Here's how he'll look in summer:
With the other plants I decided to go ahead and add some interest to the road-facing side of the old garage/hay barn/barn/carriage house/old house.
Yes, that's one building.
We have a really hard time trying to figure out what to call it. See, this part, the house-shaped part here?
THAT was the original homestead house!
It's one room, with a chimney, and an upstairs. I keep meaning to blog about it, but it's such a mess, I keep wanting to get it cleaned up first.
It's on my list. Cleaning and blogging, both.
Anyway, the house was turned into a carriage house and then a garage and then a feed bin. The feed bin portion will be hay storage until I can build a nice, new barn. The garage is a garage and the carriage house portion is a nice area for tools, etc. The original house will hopefully be my workshop someday for restoring and storing antiques. It needs a LOT of work, though. Most people would probably just tear it down, but it has a lot of history, as it is very likely a 150 year old house, so we're going to do our best to save it.

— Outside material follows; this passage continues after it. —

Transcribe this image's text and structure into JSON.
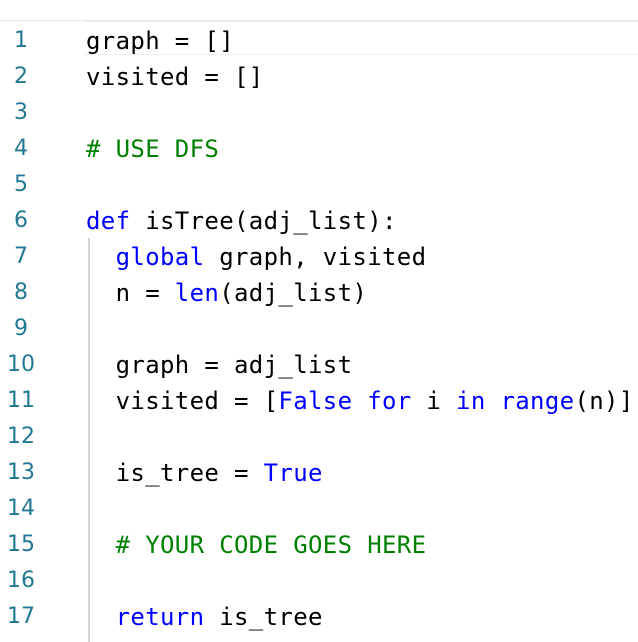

Right now, it's really rough, though. It's kind of silly to landscape it, but when you get plants for $1, might as well start in!
On the left (you can barely see the branches sticking up), is a Purpleleaf Sand Cherry Bush. There will be one on each side of the west side of this building. Since cherry leaves are poisonous to horses, these will be the only cherry trees on the place, and they are a good 150+ feet away from the pens, and would have to blow through 2 buildings to even get near the horse area.
One can never be too careful.
But, they are so pretty when in bloom...
...and even when not in bloom.
I am complimenting these with some nice junipers. The closest one (which I forget the name of) is a low-growing (but not ground cover), true-green version.
The other is the lovely, layering Old Gold Juniper.